2. Bioequivalence Study Data:
This includes all data proving that the generic product is bioequivalent to the reference listed drug (RLD).
3. Labeling Compliance:
The proposed labeling must be reviewed to ensure it is in compliance with FDA regulations and similar to the RLD.
4. Chemistry, Manufacturing, and Controls (CMC) Information:
Detailed information on the composition, manufacture, and quality control of the drug product must be provided.
5. Patent Certification:
The applicant must certify that the proposed generic drug does not infringe on any patents or detail any intended challenges to such patents.

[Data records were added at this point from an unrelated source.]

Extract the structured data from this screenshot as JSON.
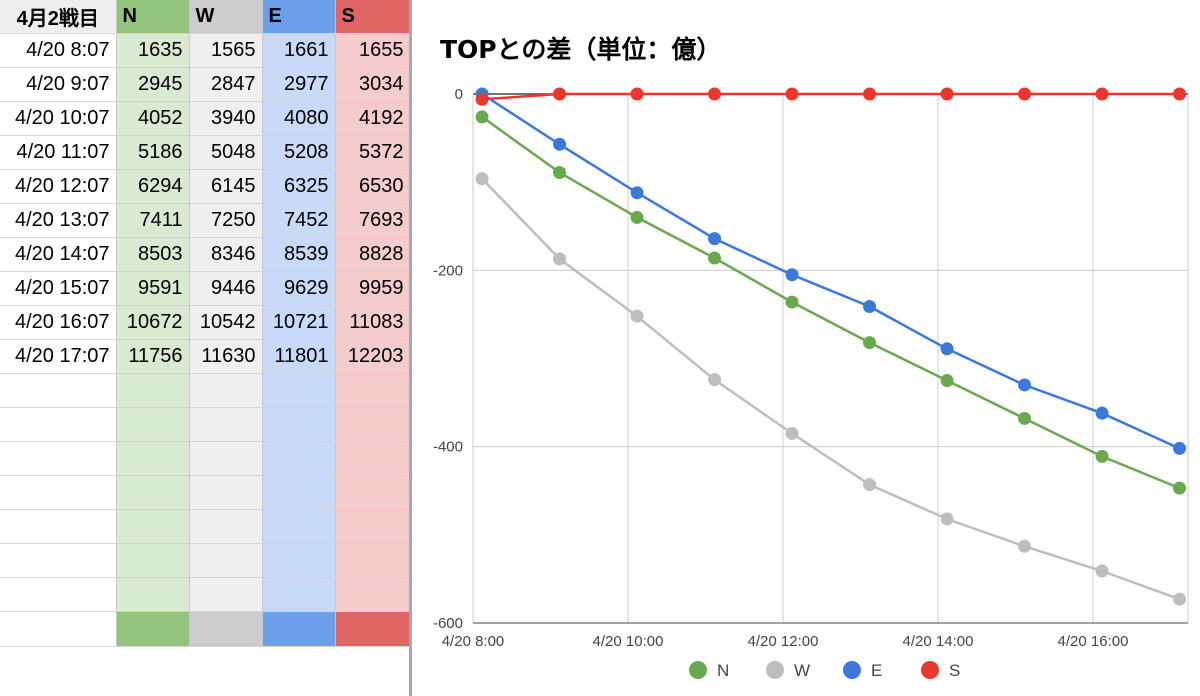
{
  "sheet": {
    "header": [
      "4月2戦目",
      "N",
      "W",
      "E",
      "S"
    ],
    "rows": [
      [
        "4/20 8:07",
        "1635",
        "1565",
        "1661",
        "1655"
      ],
      [
        "4/20 9:07",
        "2945",
        "2847",
        "2977",
        "3034"
      ],
      [
        "4/20 10:07",
        "4052",
        "3940",
        "4080",
        "4192"
      ],
      [
        "4/20 11:07",
        "5186",
        "5048",
        "5208",
        "5372"
      ],
      [
        "4/20 12:07",
        "6294",
        "6145",
        "6325",
        "6530"
      ],
      [
        "4/20 13:07",
        "7411",
        "7250",
        "7452",
        "7693"
      ],
      [
        "4/20 14:07",
        "8503",
        "8346",
        "8539",
        "8828"
      ],
      [
        "4/20 15:07",
        "9591",
        "9446",
        "9629",
        "9959"
      ],
      [
        "4/20 16:07",
        "10672",
        "10542",
        "10721",
        "11083"
      ],
      [
        "4/20 17:07",
        "11756",
        "11630",
        "11801",
        "12203"
      ]
    ],
    "empty_rows": 7
  },
  "colors": {
    "N": "#6aa84f",
    "W": "#bdbdbd",
    "E": "#3c78d8",
    "S": "#e8372c"
  },
  "chart_data": {
    "type": "line",
    "title": "TOPとの差（単位：億）",
    "x": [
      "4/20 8:07",
      "4/20 9:07",
      "4/20 10:07",
      "4/20 11:07",
      "4/20 12:07",
      "4/20 13:07",
      "4/20 14:07",
      "4/20 15:07",
      "4/20 16:07",
      "4/20 17:07"
    ],
    "x_ticks": [
      "4/20 8:00",
      "4/20 10:00",
      "4/20 12:00",
      "4/20 14:00",
      "4/20 16:00"
    ],
    "series": [
      {
        "name": "N",
        "values": [
          -26,
          -89,
          -140,
          -186,
          -236,
          -282,
          -325,
          -368,
          -411,
          -447
        ]
      },
      {
        "name": "W",
        "values": [
          -96,
          -187,
          -252,
          -324,
          -385,
          -443,
          -482,
          -513,
          -541,
          -573
        ]
      },
      {
        "name": "E",
        "values": [
          0,
          -57,
          -112,
          -164,
          -205,
          -241,
          -289,
          -330,
          -362,
          -402
        ]
      },
      {
        "name": "S",
        "values": [
          -6,
          0,
          0,
          0,
          0,
          0,
          0,
          0,
          0,
          0
        ]
      }
    ],
    "y_ticks": [
      "0",
      "-200",
      "-400",
      "-600"
    ],
    "ylim": [
      -600,
      0
    ],
    "grid": true,
    "legend": "bottom"
  }
}
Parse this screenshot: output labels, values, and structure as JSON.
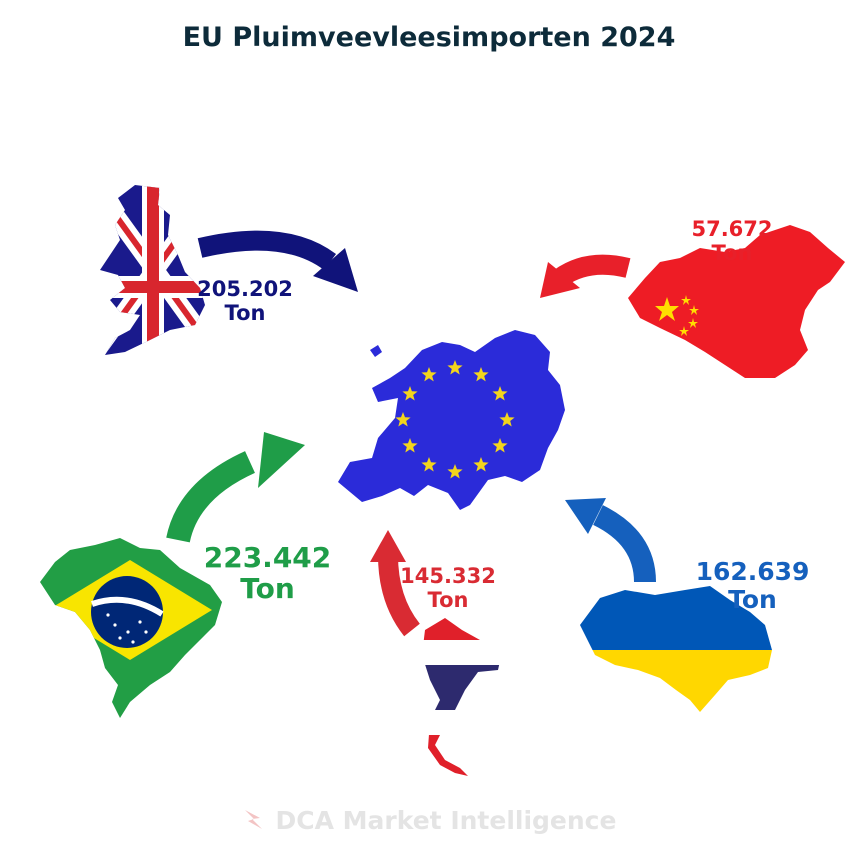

6. Drug Master File (DMF) References:
References to any DMFs must be included, which provide detailed information about facilities, processes, or articles used in the manufacturing, processing, packaging, and storing of drugs.
7. Environmental Assessment:
An assessment to determine if the proposed action will significantly affect the quality of the human environment.
8. GMP (Good Manufacturing Practice) Certification:
Evidence must be provided to confirm that the manufacturing facilities comply with GMP standards.
9. User Fee Cover Sheet:
A completed form that accompanies the payment of the required user fee for the ANDA submission.
10. Electronic Common Technical Document (eCTD) Format:
The ANDA must be submitted in an eCTD format, which is the standard structure for electronic submissions.